Lo extraordinario de este asunto no era, sin embargo, el ataque alemán en sí, sino el grave error del mando estadunidense que, virtualmente conociendo de antemano que podría producirse en cualquier momento, contempló con desdén los preparativos del enemigo y no sólo puso así en grave peligro el avance aliado, sino que de hecho propició la muerte de varios miles de sus soldados que confiadamente consideraban ya como un paseo la penetración en Alemania.
En efecto, cuando menos dos semanas antes del ataque, los servicios aliados de información recibieron noticias de la eventual concentración de tropas alemanas en la región donde a la postre se registró la ofensiva, pero nada se hizo por advertir a quienes integraban la vanguardia. Quizá se pensó que abrigar temores en tal sentido resultaba infundado, pues los germanos retrocedían lenta pero inexorablemente, y no se auguraba que estuviesen en condiciones de montar una contraofensiva.
Aún más: los norteamericanos habían interceptado un mensaje ciertamente extraño y revelador de que algo se tramaba del lado alemán, pero también fue soslayado.
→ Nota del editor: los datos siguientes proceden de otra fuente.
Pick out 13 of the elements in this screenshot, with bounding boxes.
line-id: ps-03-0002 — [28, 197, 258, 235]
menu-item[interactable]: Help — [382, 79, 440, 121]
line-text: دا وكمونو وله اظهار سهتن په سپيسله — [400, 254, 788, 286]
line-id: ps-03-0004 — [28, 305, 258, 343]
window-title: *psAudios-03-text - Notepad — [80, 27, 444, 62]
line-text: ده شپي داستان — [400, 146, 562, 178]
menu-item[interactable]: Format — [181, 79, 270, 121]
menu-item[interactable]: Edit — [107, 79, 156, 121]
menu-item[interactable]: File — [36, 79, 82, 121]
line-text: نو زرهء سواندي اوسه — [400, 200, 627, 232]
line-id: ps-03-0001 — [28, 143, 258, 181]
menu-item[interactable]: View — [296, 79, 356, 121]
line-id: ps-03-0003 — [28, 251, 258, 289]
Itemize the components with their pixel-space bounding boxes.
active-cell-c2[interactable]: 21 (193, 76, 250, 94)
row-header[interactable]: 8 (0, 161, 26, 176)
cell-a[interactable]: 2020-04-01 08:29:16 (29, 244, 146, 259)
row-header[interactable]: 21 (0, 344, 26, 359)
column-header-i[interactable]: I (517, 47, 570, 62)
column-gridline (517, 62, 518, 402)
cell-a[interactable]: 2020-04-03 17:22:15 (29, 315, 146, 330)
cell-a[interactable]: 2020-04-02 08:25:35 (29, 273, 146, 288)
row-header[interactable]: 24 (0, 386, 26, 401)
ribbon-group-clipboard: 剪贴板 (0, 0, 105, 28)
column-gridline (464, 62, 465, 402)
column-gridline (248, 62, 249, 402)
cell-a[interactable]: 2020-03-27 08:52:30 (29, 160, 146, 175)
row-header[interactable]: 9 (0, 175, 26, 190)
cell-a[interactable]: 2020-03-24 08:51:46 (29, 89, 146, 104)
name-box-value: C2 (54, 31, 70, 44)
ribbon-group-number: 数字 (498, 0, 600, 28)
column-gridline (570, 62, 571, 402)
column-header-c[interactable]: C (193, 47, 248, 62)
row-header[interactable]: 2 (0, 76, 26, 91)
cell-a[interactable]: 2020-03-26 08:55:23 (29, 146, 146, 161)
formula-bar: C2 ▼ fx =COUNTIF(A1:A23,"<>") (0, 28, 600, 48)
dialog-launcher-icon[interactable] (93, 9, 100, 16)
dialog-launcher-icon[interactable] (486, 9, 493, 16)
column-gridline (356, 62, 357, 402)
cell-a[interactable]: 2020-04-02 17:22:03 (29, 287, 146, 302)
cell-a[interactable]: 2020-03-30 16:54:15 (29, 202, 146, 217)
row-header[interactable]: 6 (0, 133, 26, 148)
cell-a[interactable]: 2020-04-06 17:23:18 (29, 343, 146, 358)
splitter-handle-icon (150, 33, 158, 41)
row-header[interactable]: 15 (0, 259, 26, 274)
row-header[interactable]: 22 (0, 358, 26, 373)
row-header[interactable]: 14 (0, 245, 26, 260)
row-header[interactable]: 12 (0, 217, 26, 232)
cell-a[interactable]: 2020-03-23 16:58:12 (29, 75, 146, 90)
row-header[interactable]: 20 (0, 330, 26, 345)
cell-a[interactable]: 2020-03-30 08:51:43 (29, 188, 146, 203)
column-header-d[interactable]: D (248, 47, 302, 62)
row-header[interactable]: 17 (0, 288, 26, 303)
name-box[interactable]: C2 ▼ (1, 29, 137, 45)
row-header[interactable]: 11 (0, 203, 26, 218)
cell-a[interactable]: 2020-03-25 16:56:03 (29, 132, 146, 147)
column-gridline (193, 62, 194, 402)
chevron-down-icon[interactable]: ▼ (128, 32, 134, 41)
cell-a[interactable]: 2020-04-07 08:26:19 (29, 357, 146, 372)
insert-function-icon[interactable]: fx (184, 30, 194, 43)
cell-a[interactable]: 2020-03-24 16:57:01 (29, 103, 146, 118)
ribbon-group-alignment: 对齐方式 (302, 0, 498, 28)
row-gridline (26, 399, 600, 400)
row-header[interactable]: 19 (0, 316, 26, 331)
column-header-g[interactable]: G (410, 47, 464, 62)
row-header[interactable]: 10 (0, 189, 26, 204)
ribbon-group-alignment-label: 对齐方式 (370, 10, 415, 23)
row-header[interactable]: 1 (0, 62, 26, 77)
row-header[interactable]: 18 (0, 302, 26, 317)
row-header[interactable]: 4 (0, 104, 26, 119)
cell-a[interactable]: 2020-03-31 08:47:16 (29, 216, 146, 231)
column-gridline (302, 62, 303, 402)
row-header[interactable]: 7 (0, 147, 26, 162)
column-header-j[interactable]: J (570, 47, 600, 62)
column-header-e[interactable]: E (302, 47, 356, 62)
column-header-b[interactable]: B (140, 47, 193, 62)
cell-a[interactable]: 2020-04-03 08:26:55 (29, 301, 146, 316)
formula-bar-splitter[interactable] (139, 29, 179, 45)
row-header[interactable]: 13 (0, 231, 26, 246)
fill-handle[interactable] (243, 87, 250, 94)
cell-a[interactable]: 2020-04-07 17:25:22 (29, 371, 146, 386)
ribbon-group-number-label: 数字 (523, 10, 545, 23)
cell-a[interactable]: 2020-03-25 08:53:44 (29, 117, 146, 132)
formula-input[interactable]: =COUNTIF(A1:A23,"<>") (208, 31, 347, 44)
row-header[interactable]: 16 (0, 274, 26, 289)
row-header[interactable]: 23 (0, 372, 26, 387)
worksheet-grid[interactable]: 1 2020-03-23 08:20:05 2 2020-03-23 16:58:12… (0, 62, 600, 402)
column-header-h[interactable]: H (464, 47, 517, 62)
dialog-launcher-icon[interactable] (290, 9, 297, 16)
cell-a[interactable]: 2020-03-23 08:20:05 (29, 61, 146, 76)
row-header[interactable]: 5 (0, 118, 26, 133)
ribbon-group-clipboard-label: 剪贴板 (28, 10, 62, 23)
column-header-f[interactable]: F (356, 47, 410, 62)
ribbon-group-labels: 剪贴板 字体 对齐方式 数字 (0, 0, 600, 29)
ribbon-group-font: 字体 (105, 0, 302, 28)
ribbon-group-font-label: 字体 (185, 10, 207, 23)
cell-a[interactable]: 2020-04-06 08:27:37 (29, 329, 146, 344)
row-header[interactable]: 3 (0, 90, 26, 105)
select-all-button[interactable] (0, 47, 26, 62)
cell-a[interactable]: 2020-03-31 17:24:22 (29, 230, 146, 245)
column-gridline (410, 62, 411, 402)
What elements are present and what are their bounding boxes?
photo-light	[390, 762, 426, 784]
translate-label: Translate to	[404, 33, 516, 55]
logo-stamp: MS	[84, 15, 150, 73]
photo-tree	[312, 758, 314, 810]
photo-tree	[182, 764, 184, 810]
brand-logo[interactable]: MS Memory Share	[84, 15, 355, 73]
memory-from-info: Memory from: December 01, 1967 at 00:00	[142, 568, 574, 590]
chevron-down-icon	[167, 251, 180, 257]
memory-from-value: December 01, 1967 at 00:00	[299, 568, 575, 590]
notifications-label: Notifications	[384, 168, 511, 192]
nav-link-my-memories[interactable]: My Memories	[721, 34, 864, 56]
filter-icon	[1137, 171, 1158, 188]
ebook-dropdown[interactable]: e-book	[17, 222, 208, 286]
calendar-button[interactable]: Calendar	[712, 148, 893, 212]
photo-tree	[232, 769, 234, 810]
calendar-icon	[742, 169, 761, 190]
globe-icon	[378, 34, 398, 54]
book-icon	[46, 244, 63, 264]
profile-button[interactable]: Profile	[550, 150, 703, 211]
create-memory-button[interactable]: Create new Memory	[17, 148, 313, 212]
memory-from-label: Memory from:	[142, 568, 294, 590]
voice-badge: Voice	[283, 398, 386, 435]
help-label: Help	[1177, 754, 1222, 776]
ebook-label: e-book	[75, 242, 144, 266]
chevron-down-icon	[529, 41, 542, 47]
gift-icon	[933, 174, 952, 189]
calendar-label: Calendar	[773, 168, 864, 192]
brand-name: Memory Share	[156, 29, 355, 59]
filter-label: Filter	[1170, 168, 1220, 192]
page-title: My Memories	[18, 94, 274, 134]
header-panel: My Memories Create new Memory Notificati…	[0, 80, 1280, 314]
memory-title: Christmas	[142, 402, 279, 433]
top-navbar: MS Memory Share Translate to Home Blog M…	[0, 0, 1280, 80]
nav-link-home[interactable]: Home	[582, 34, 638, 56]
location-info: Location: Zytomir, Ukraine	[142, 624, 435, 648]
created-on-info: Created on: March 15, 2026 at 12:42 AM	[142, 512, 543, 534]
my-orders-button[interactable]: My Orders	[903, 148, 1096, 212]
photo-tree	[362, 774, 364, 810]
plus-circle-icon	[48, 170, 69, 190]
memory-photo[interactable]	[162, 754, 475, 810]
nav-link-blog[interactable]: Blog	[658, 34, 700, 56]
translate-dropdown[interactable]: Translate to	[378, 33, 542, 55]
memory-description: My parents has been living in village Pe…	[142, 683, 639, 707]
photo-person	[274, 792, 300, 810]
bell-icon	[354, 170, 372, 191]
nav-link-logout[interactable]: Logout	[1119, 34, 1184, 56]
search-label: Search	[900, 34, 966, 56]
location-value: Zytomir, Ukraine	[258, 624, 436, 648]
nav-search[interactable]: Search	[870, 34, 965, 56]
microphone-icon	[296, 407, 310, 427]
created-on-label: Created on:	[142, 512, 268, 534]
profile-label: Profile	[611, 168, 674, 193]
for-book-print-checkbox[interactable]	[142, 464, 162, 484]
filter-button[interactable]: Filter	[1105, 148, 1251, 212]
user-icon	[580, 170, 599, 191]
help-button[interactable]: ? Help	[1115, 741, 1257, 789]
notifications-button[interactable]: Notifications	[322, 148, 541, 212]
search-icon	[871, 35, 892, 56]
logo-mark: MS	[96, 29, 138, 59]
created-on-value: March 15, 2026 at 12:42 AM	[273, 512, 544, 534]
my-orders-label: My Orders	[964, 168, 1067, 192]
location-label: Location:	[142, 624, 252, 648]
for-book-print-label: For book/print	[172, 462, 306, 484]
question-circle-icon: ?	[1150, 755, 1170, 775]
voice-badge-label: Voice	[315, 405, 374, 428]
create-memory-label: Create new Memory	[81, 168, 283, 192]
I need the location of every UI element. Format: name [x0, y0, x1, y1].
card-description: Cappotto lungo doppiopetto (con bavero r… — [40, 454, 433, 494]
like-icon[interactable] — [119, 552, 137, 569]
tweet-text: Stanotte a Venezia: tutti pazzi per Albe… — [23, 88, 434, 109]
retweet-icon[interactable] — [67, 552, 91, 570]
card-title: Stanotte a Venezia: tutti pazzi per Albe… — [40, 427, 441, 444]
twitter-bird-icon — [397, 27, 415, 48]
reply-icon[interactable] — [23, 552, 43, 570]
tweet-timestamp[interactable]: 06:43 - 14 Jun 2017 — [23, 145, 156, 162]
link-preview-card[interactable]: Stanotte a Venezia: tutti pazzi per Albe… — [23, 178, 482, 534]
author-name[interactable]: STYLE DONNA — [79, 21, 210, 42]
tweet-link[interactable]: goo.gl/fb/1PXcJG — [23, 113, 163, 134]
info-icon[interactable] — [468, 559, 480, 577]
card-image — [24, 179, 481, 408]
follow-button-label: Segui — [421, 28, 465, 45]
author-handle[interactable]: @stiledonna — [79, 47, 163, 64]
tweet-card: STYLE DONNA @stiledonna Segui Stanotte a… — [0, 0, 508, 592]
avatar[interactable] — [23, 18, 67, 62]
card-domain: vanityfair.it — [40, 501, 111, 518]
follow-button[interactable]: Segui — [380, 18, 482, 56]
Tal comunicación decía lo siguiente:
«Muy secreto: A los comandantes de división y de cuerpos: se necesitan oficiales y hombres que hablen inglés, para misión especial. Los voluntarios seleccionados se unirán bajo el mando del teniente coronel Otto Skorzeny, a cuyo cuartel general, en Friedenthal, deberán hacerse las inscripciones (…) Keitel» (Hirsch, Phil, recopilador, Generales en Combate, México, Editorial Diana, S.A., 1967, 164 p., p. 127).
A pesar, pues, de estar firmado este mensaje por el Mariscal de Campo Wilhelm Keitel, jefe del Alto Mando del OKW (Oberkommando der Werhmacht, la inteligencia aliada no tomó providencia alguna y lo ignoró olímpicamente.